J.LAHUE....clearly you haven't been getting NEARLY enough sleep. Does your mom know you're doing this?
Regarding the WW II stuff...bear in mind that was the feathering of my mind in the early stages. That does not represent where the show is NOW, only what process took me to this. While I don't like any sort of analogy to what went before -- only because it creates images and expectations that may not be exactly the same, and for that matter should not be exactly the same -- the "Casablanca In Space" log-line is the most accurate.
As for SF influences in more general terms...I don't want to leave the wrong impression.

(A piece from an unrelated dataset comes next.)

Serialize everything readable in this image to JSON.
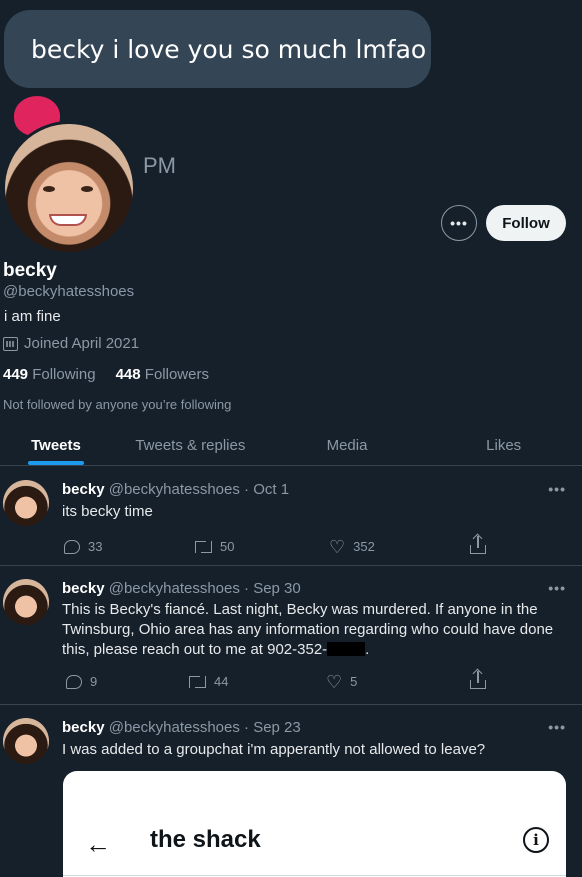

I LIKE SF, and grew up reading it. I don't have any particular school (Analog vs. F&SF) that I belong to, I just find what I like and read it. I suppose you could find the scope of the show in my appreciation from youth of such books as the LENSMEN and FOUNDATION books, and the CHILDHOOD'S END material. That is the KIND of saga that I'd like to present. Too-hard, meaning too technical SF doesn't terribly interest me. The technology is a means into the story, and should not (in most cases) BECOME the story, unless you've got something really extraordinary on your hands. The story is how it AFFECTS someone. (Kurt Vonnegutt's "Report on the Barnhouse Effect" being a good comparison.)
I suspect, as the program progresses, you'll catch little influences of Bradbury, and Serling, and THE PRISONER (there's a certain surrealness in some later stories I've planned out), with a healthy dollop of Clarke and Asimov and Ellison. But I don't think there's enough of any ONE to make a clear distinction.